Evidence synthesis: Four studies have been selected. In the mid-term period CFA endarterectomy showed an excellent primary patency rate regardless the clinical presentation (up to 95% and 100% in intermittent claudication and chronic limb-threatening ischemia). About the type of reconstruction, a statistically significant difference was found between patchplasty and direct suture in terms of primary patency (97% vs. 89.9%, P=0.02). In the long-term period the overall primary patency rate was about 95%, regardless of the clinical condition (P=0.04). Overall long-term limb salvage rate ranged from 87% to 92%, with a relatively significant difference between intermittent claudication (100%), and chronic limb-threatening ischemia (82%) (P=0.01).

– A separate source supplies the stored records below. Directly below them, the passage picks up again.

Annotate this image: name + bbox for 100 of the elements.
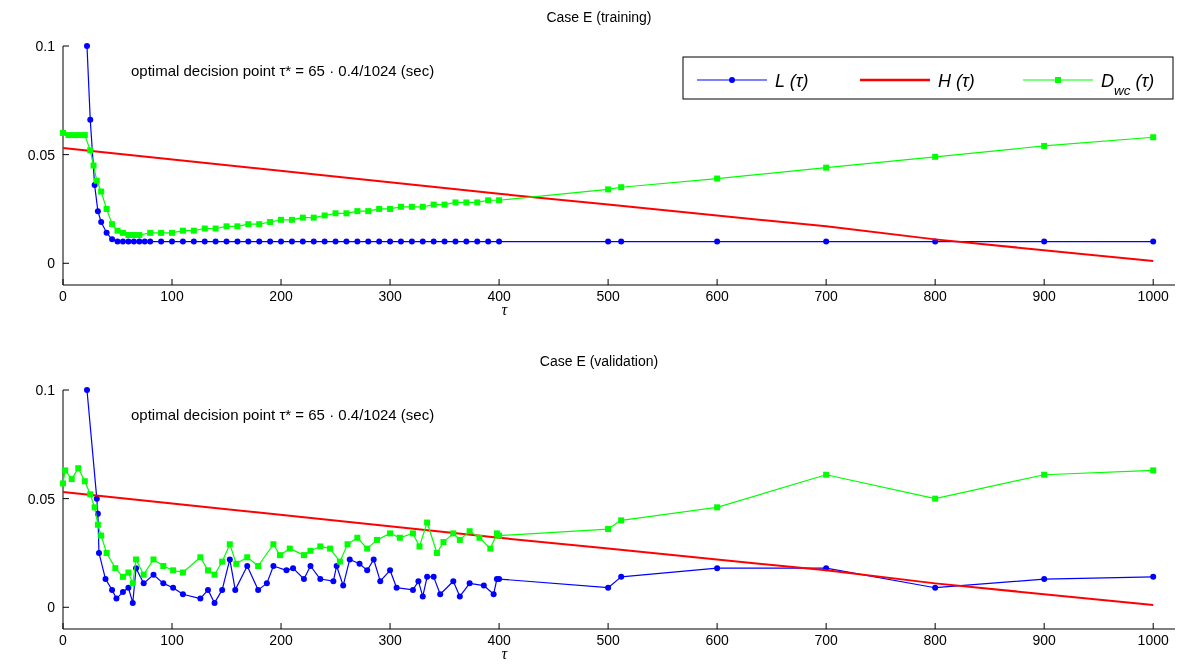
point [1041, 142, 1048, 149]
y-tick-label: 0.05 [27, 490, 56, 507]
point [419, 238, 426, 245]
x-tick-label: 700 [814, 632, 839, 648]
x-tick-label: 100 [160, 288, 184, 304]
legend-label: L (τ) [775, 71, 809, 91]
point [321, 238, 328, 245]
point [190, 227, 197, 234]
x-tick-label: 500 [596, 632, 620, 648]
point [234, 238, 241, 245]
x-tick-label: 800 [923, 632, 948, 648]
point [474, 238, 481, 245]
point [223, 238, 230, 245]
x-tick-label: 400 [487, 632, 511, 648]
point [201, 225, 208, 232]
point [618, 238, 625, 245]
x-tick-label: 900 [1032, 632, 1057, 648]
point [179, 227, 186, 234]
point [321, 212, 328, 219]
point [343, 210, 350, 217]
point [310, 238, 317, 245]
point [332, 238, 339, 245]
point [485, 238, 492, 245]
point [109, 221, 116, 228]
point [605, 238, 612, 245]
point [87, 147, 94, 154]
point [1150, 134, 1157, 141]
point [387, 238, 394, 245]
point [714, 238, 721, 245]
point [452, 238, 459, 245]
x-tick-label: 200 [269, 288, 293, 304]
point [463, 238, 470, 245]
point [125, 232, 132, 239]
point [212, 238, 219, 245]
point [376, 205, 383, 212]
x-tick-label: 100 [160, 632, 184, 648]
x-tick-label: 400 [487, 288, 511, 304]
x-tick-label: 1000 [1137, 288, 1169, 304]
line-series [62, 491, 1155, 607]
point [278, 238, 285, 245]
point [169, 238, 176, 245]
point [430, 201, 437, 208]
chart-title: Case E (training) [546, 9, 652, 25]
x-axis-title: τ [501, 645, 509, 662]
point [397, 203, 404, 210]
line-series [62, 147, 1155, 263]
annotation: optimal decision point τ* = 65 · 0.4/1024 (sec) [131, 406, 435, 423]
point [103, 205, 110, 212]
point [103, 229, 110, 236]
point [179, 238, 186, 245]
point [98, 188, 105, 195]
point [190, 238, 197, 245]
point [1041, 238, 1048, 245]
point [212, 225, 219, 232]
point [158, 229, 165, 236]
point [299, 214, 306, 221]
point [267, 218, 274, 225]
point [245, 221, 252, 228]
point [387, 205, 394, 212]
point [136, 232, 143, 239]
point [618, 184, 625, 191]
point [65, 132, 72, 139]
point [278, 216, 285, 223]
point [147, 238, 154, 245]
point [76, 132, 83, 139]
point [365, 208, 372, 215]
point [408, 203, 415, 210]
point [430, 238, 437, 245]
point [299, 238, 306, 245]
point [158, 238, 165, 245]
point [354, 238, 361, 245]
y-tick-label: 0 [47, 599, 56, 616]
point [83, 43, 90, 49]
point [288, 216, 295, 223]
point [496, 238, 503, 245]
x-tick-label: 500 [596, 288, 620, 304]
point [256, 221, 263, 228]
point [109, 236, 116, 243]
point [310, 214, 317, 221]
point [114, 238, 121, 245]
point [98, 218, 105, 225]
x-axis-title: τ [501, 301, 509, 318]
x-tick-label: 200 [269, 632, 293, 648]
point [397, 238, 404, 245]
point [90, 162, 97, 169]
point [605, 186, 612, 193]
point [147, 229, 154, 236]
point [245, 238, 252, 245]
x-tick-label: 900 [1032, 288, 1057, 304]
point [463, 199, 470, 206]
point [354, 208, 361, 215]
point [714, 175, 721, 182]
x-tick-label: 300 [378, 632, 402, 648]
x-tick-label: 0 [59, 632, 68, 648]
y-tick-label: 0.05 [27, 146, 56, 163]
x-tick-label: 800 [923, 288, 948, 304]
legend-label: D$_{wc}$ (τ) [1101, 71, 1155, 98]
x-tick-label: 0 [59, 288, 68, 304]
point [441, 201, 448, 208]
point [485, 197, 492, 204]
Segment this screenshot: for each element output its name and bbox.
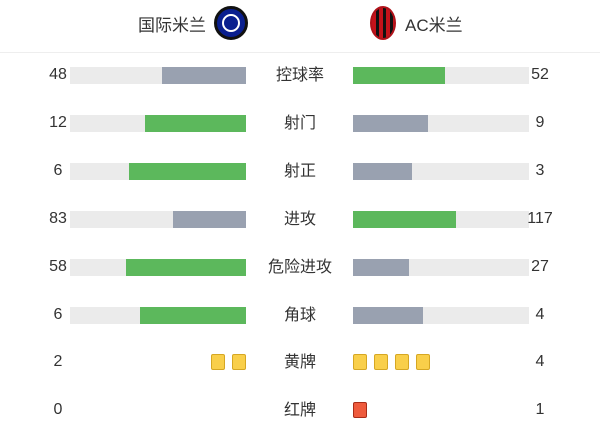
away-cards	[353, 354, 430, 370]
away-bar-track	[353, 307, 529, 324]
home-value: 6	[53, 306, 63, 323]
stat-label: 危险进攻	[267, 259, 332, 276]
stat-label: 控球率	[275, 67, 324, 84]
inter-milan-logo	[214, 6, 248, 40]
yellow-card-icon	[353, 354, 367, 370]
away-value: 117	[527, 210, 553, 227]
away-cards	[353, 402, 367, 418]
card-row: 2 黄牌 4	[0, 352, 600, 372]
stat-label: 黄牌	[283, 354, 316, 371]
stat-label: 角球	[283, 307, 316, 324]
home-bar-track	[70, 67, 246, 84]
home-value: 48	[49, 66, 67, 83]
stat-label: 红牌	[283, 402, 316, 419]
stat-label: 射门	[283, 115, 316, 132]
home-value: 6	[53, 162, 63, 179]
home-value: 58	[49, 258, 67, 275]
yellow-card-icon	[232, 354, 246, 370]
away-bar-fill	[353, 259, 409, 276]
stat-row: 48 控球率 52	[0, 65, 600, 85]
stat-row: 12 射门 9	[0, 113, 600, 133]
home-bar-track	[70, 259, 246, 276]
away-team-name: AC米兰	[405, 15, 463, 35]
stat-row: 6 角球 4	[0, 305, 600, 325]
home-bar-track	[70, 307, 246, 324]
away-bar-fill	[353, 163, 412, 180]
home-value: 83	[49, 210, 67, 227]
away-bar-track	[353, 67, 529, 84]
home-team[interactable]: 国际米兰	[138, 6, 248, 40]
away-value: 4	[535, 353, 545, 370]
away-value: 52	[531, 66, 549, 83]
home-value: 12	[49, 114, 67, 131]
yellow-card-icon	[416, 354, 430, 370]
card-row: 0 红牌 1	[0, 400, 600, 420]
stat-row: 6 射正 3	[0, 161, 600, 181]
away-bar-track	[353, 115, 529, 132]
header-divider	[0, 52, 600, 53]
home-bar-fill	[140, 307, 246, 324]
home-team-name: 国际米兰	[138, 15, 206, 35]
away-value: 1	[535, 401, 545, 418]
home-value: 0	[53, 401, 63, 418]
away-value: 4	[535, 306, 545, 323]
away-bar-track	[353, 259, 529, 276]
home-bar-track	[70, 115, 246, 132]
away-bar-fill	[353, 307, 424, 324]
away-bar-fill	[353, 115, 429, 132]
ac-milan-logo	[370, 6, 396, 40]
away-bar-track	[353, 163, 529, 180]
home-bar-fill	[161, 67, 246, 84]
home-bar-track	[70, 211, 246, 228]
home-bar-fill	[125, 259, 246, 276]
home-bar-fill	[145, 115, 246, 132]
stat-row: 83 进攻 117	[0, 209, 600, 229]
away-bar-fill	[353, 67, 445, 84]
home-value: 2	[53, 353, 63, 370]
home-bar-track	[70, 163, 246, 180]
away-team[interactable]: AC米兰	[370, 6, 463, 40]
yellow-card-icon	[211, 354, 225, 370]
stat-label: 射正	[283, 163, 316, 180]
away-value: 27	[531, 258, 549, 275]
yellow-card-icon	[395, 354, 409, 370]
away-value: 9	[535, 114, 545, 131]
yellow-card-icon	[374, 354, 388, 370]
home-cards	[211, 354, 246, 370]
stat-row: 58 危险进攻 27	[0, 257, 600, 277]
away-bar-track	[353, 211, 529, 228]
home-bar-fill	[128, 163, 246, 180]
away-bar-fill	[353, 211, 456, 228]
stat-label: 进攻	[283, 211, 316, 228]
home-bar-fill	[172, 211, 246, 228]
away-value: 3	[535, 162, 545, 179]
red-card-icon	[353, 402, 367, 418]
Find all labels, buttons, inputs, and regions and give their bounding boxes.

Conclusions: Considering long-term clinical outcomes and the subsequent durability, surgical treatment is still the cornerstone for CFA occlusive disease, regardless of the type of technique used for both endarterectomy and arterial reconstruction. Due to its reduced invasiveness, high-risk patients may benefit from an endovascular-first approach.
导言:由于围手术期疗效令人满意,血管内治疗在股总动脉(CFA)闭塞性疾病的治疗中逐渐受到越来越多的重视。然而,血管内介入治疗似乎只能在短期内提供可接受的疗效。动脉内膜剥脱术仍是金标准,其中长期疗效已得到广泛认可。本研究的目的是在当代叙事性综述的框架下,分析所有关于CFA动脉内膜剥脱术中长期疗效的相关研究,无论采用哪种技术:本叙事性综述按照《系统性综述和荟萃分析首选报告项目》(PRISMA)指南进行研究和报告。主要纳入标准是是否有关于孤立CFA内膜剥脱术的数据,包括中期(1-5年)和长期(6-10年)结果:筛选出四项研究。在中期,无论临床表现如何(间歇性跛行高达95%,慢性肢体缺血高达100%),主动脉瓣内膜剥脱术都显示出极佳的初次通畅率。在重建类型方面,补片成形术和直接缝合术在初次通畅率方面存在显著统计学差异(97% vs. 89.9%,P=0.02)。长期来看,无论临床状况如何,总的初次通畅率约为 95%(P=0.04)。总体长期肢体挽救率从87%到92%不等,间歇性跛行(100%)和慢性肢体缺血(82%)之间的差异相对显著(P=0.01):考虑到长期临床疗效和后续耐久性,无论采用何种技术进行动脉内膜切除术和动脉重建术,手术治疗仍是治疗CFA闭塞性疾病的基石。由于血管内膜切除术创伤小,高危患者可从血管内膜切除术中获益。